I'll have to run the same message both with and without the change, of
course, but it's a long weekend here so I'm leaving soon.  See ya Tuesday!

                                          Brian
                                 ( bcwhite@precidia.com )

-------------------------------------------------------------------------------
    It seems that anything people have learned prior to puberty takes on the
  status of an immutable truth (this is something well understood by parents,
    governments, and religions). Rational explanations of why some previous
    belief might be incompatible with the behavior of nature, and a careful
       explanation of the actual behavior of nature are of little avail.

Comment 6 Matthew Cline 2003-08-01 21:34:00 UTC

Brian, also make sure to keep a stack of background colors, since table elements
can change the background color away from the default.

Comment 7 David Koppelman 2003-08-02 05:36:45 UTC

As a reminder, the current CVS code already keeps a stack of fg and bg
colors and keeps track of both invisibility and near invisibilty.  If
you like I could attach a recent version of HTML.pm with that code.

Comment 8 David Koppelman 2003-08-04 16:55:05 UTC

One thing to keep in mind is that omitting invisible and
low-visibility text from SA rules (not including Bayes) is not a good
idea because these rules, at least in recent versions, can mostly
increase the spam score.  If text were incorrectly classified as
invisible those rules would not work and there would be no harm in
having those rules operate on invisible text.

I think this would be best:

    The regular SA rules get the usual text.

    The BC gets text with the invisible and low visibility portions
    removed, but with URI's retained.  (With such changes it would be
    easy to add a high-ratio-of-invisible-text eval rule.)

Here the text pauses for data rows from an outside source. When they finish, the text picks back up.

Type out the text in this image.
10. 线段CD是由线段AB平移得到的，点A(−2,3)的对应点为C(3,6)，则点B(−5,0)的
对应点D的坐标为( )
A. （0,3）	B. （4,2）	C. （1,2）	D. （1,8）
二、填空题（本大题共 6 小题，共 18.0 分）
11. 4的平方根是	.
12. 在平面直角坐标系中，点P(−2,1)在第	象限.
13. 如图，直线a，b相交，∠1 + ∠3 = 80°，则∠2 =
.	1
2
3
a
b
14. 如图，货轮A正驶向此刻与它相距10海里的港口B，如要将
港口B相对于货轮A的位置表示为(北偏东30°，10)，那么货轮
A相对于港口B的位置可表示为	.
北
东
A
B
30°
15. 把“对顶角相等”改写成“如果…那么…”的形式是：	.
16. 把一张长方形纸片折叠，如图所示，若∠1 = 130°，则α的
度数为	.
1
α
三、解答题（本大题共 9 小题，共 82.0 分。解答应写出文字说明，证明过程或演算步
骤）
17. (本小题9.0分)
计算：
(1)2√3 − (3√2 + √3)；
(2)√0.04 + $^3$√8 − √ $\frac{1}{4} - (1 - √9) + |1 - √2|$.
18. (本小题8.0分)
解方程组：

A potential problem is misclassifying text as invisible and to a
lesser extent, having invisible text marked as visible.  (CSS makes
things complicated, especially if we have to chase down external css
files.)

If the developers are interested I'd be glad to make the changes.

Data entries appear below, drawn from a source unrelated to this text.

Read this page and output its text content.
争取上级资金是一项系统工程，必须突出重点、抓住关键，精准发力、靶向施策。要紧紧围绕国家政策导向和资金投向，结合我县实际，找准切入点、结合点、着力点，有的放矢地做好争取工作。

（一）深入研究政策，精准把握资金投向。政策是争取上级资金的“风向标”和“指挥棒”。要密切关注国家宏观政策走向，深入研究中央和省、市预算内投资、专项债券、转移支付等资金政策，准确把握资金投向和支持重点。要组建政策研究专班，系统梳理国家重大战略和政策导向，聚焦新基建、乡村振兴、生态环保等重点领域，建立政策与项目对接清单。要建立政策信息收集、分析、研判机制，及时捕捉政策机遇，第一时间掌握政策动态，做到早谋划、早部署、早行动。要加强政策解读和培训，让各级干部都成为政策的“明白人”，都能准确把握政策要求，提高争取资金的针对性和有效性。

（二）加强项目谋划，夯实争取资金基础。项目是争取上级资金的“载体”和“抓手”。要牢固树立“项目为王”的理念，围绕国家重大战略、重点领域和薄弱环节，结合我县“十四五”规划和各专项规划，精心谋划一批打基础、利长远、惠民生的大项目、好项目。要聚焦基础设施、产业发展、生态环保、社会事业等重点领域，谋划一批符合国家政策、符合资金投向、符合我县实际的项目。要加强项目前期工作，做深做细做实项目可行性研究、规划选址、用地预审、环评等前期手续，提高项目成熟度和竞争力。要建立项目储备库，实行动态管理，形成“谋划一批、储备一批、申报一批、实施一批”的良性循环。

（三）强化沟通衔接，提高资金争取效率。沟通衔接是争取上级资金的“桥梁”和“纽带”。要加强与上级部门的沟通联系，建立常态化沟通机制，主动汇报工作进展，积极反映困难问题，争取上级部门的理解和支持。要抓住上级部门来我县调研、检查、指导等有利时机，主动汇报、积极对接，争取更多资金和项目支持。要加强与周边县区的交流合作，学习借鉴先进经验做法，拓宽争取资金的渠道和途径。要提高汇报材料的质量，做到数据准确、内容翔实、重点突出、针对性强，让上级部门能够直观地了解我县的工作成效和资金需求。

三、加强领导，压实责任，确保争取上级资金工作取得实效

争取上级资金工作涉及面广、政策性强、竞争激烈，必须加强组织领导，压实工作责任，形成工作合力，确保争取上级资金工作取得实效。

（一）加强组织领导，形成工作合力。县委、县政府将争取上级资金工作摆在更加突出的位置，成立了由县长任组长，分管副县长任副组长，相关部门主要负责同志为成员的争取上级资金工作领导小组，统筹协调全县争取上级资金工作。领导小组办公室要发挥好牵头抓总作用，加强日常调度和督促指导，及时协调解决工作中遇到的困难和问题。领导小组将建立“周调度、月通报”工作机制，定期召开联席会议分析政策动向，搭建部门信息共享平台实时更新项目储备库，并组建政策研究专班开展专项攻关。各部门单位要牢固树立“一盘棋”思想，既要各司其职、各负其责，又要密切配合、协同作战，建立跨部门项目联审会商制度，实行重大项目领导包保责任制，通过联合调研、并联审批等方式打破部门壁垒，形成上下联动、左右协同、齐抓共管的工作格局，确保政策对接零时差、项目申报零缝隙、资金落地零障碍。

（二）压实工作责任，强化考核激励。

Comment 9 Justin Mason 2003-08-04 17:26:27 UTC

Subject: Re: [SAdev]  RFE: Tokenize reduced visibility text specially or not at all. 


>If the developers are interested I'd be glad to make the changes.

whoa, yeah, definitely! ;)   At least I would think so, the changes
sound good and we've been meaning to do them for a while.

Dan, Theo I presume you have no objections?

BTW -- I would add a caveat; we need to do a ten-fold cross validation to
test how it affects classification at the end, before it can be merged.
If it *decreases* accuracy, we can't check it in, for obvious reasons.
This is std practice for bayes modifications, and is pretty unavoidable. ;)

--j.

Comment 10 David Koppelman 2003-08-04 18:19:54 UTC

> If it *decreases* accuracy, we can't check it in, for obvious reasons.
> This is std practice for bayes modifications, and is pretty unavoidable. ;)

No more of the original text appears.